Kline: The necessity to rapidly transition from a fossil fuel powered economy to a sustainable way of life so our children and grandchildren can continue to live on the Earth must drive all of our economic decisions going forward. The free market has proven unable to respond appropriately to this necessity because it is a growth-only economic system. We can’t continue to grow our resource extraction endlessly on this finite planet. We have reached the point where our economy will shrink to a sustainable level either purposefully and carefully, or we will drive off an ecological cliff leaving few survivors.
Why should voters elect you to this position? List your goals, if elected.
Kunce: I take no money from corporate PACs, no money from federal lobbyists and no money from Big Pharma executives because the only people I ever want to owe as U.S. Senator are everyday Missourians like the ones from my old neighborhood who took care of my family when I was growing up. As a senator, I will work across the aisle with anyone who is ready to do right by hard-working Americans. I will work with any president and any member of Congress, from any party, to pass legislation that puts Americans first.
Young: My combination of international experience, legal knowledge, business acumen and empathy for the downtrodden will make me a knowledgeable and compassionate senator who can tackle the challenges this country faces. These experiences have prepared me for public service as a U.S. senator. About 43 percent of Missourians don’t affiliate with either of the two major parties. Elections today feel like you’re voting against the politician you dislike the most rather than a candidate you trust. That’s because candidates have to appease the most extremes on each side, leaving the exhausted majority in the middle unhappy. Uniquely qualified, high integrity, independent.
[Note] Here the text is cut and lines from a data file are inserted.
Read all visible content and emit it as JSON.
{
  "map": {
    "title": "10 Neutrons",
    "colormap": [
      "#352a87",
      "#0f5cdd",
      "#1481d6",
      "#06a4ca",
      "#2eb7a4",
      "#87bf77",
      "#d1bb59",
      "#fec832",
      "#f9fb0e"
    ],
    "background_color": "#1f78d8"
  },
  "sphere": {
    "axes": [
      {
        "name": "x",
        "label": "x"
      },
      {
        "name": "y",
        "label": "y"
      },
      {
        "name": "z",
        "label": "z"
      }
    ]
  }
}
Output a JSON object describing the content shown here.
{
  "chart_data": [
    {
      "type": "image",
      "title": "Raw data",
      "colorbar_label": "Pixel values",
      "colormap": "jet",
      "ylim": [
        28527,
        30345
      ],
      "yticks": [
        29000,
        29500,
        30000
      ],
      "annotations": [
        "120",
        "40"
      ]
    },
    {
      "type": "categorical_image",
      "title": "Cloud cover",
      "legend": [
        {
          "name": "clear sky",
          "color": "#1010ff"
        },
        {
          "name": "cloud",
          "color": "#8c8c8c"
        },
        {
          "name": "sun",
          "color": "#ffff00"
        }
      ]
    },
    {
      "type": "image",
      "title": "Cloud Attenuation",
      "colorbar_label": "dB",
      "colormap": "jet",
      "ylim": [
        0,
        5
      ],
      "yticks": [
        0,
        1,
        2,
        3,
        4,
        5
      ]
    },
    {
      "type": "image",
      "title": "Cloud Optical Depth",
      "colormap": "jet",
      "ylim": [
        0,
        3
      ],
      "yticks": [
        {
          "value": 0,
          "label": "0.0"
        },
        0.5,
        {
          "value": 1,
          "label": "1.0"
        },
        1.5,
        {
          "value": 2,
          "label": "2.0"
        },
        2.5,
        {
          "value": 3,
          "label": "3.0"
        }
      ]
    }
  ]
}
Kline: I am the only Senate candidate this year qualified to represent the citizens of Missouri because I am the only candidate who has no wealthy donors backing my campaign. The other candidates don’t serve for the working people of Missouri, like myself, because they have been selected by the current pay-to-play election system they have crafted to serve only multinational corporations and the super-rich. My goals are to get money out of politics so the current corporate status quo can be replaced by a system that serves the needs of regular working Americans and future generations.